The most remarkable finding was that the expression of four genes in the host larvae continuously changed after M. manilae parasitization at 2 h, 24 h, and 48 h, including one unknown protein and three PPOs. Prior studies have noted the importance of PPOs, the key enzyme in the host melanin biosynthetic pathway, in encapsulating parasitoid eggs [72,73,74]. In Pteromalidae, Figitidae, and Braconidae species, such as P. puparum, P. vindemiae, N. vitripennis, L. boulardi, C. vestalis and M. demolitor, it was shown that wasp parasitization and the introduction of parasitic factors inhibited the host PO cascade in the hemolymph [54,62,64,65,75,76,77,78], which was in agreement with our present findings showing significant declines in mRNA levels of three PPO genes upon 24 h and 48 h parasitization. The downregulation of PPO implies an active mechanism from the wasp side, and it could be argued that the obtained results were possibly due to the immunosuppressive ability of M. manilae toward host FAW, which impairs the host immune responses and promotes successful parasitism.
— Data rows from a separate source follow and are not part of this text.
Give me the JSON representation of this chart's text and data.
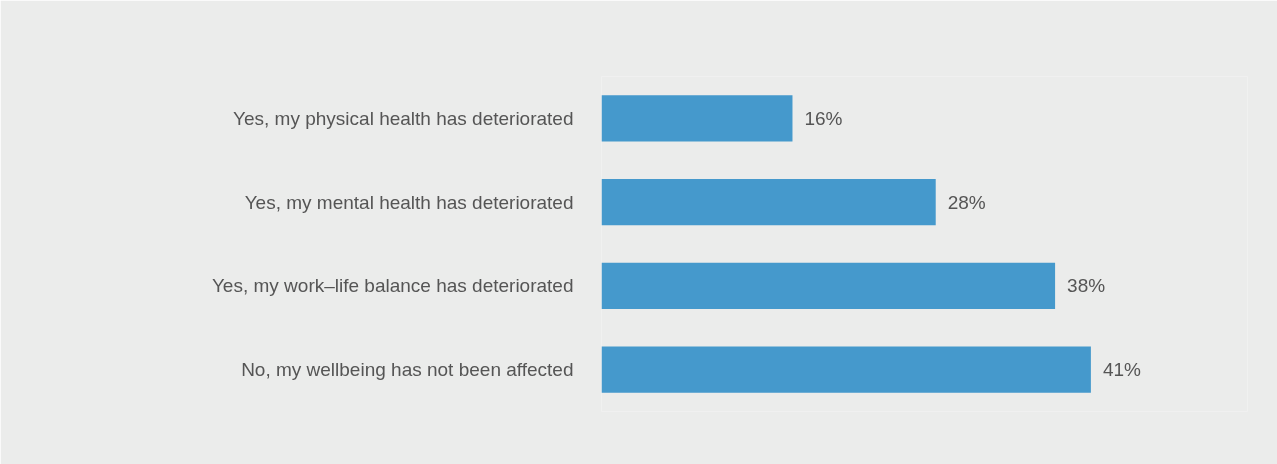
{
  "chart_data": {
    "type": "bar",
    "orientation": "horizontal",
    "categories": [
      "Yes, my physical health has deteriorated",
      "Yes, my mental health has deteriorated",
      "Yes, my work–life balance has deteriorated",
      "No, my wellbeing has not been affected"
    ],
    "values": [
      16,
      28,
      38,
      41
    ],
    "value_labels": [
      "16%",
      "28%",
      "38%",
      "41%"
    ],
    "color": "#4599cc",
    "grid": false
  }
}
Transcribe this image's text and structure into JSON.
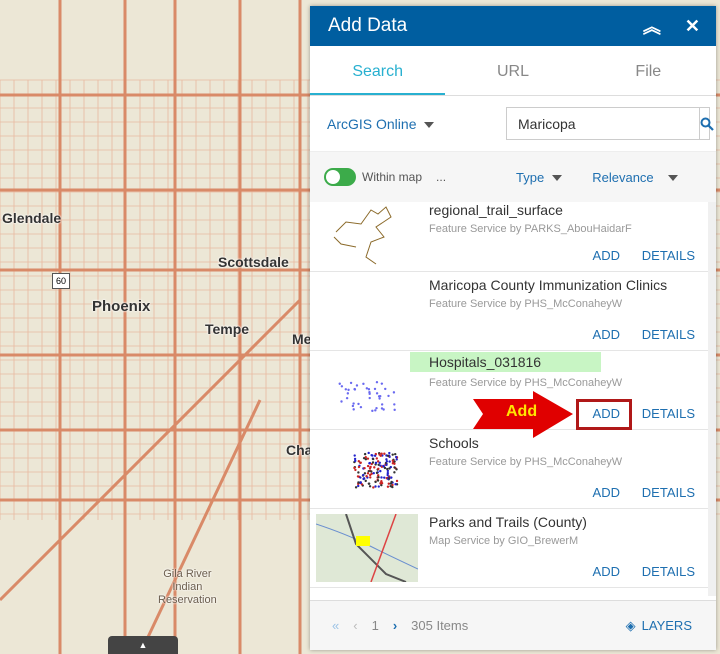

However, these findings may be somewhat limited by a lack of physiological verification and whether the wasp exerts immunosuppressive ability is far from demonstrated. Further studies with more focus on the underlying mechanism, which takes these variables into account, will need to be undertaken.

5. Conclusions

In this investigation, the aim was to assess the global gene expression of the destructive invasive pest FAW response to M. manilae attack at 2 h, 24 h, and 48 h based on the differentially expressed transcriptome analysis. The most obvious finding to emerge from this study was that plenty of genes were differentially expressed, among which the metabolism-related genes were mainly revealed. Also, several DEGs implicated in host immune responses were identified, showing significant mRNA accumulations at early wasp parasitization and remarkable decreases in gene expression levels at late parasitization. The insights gained from this study may be of assistance in revealing the physiological regulation of parasitoids on host insects. Specifically, this study undisputedly provides knowledge for facilitating the development of biological control practice in parasitoid–pest systems. In this scenario, two schemes can be applied. First, design novel RNAi-based insecticides targeting these DEGs to disrupt the host metabolism and immune system. A second route focuses on making genetically modified crops endogenously expressing dsRNAs of these DEGs available to dampen pest populations.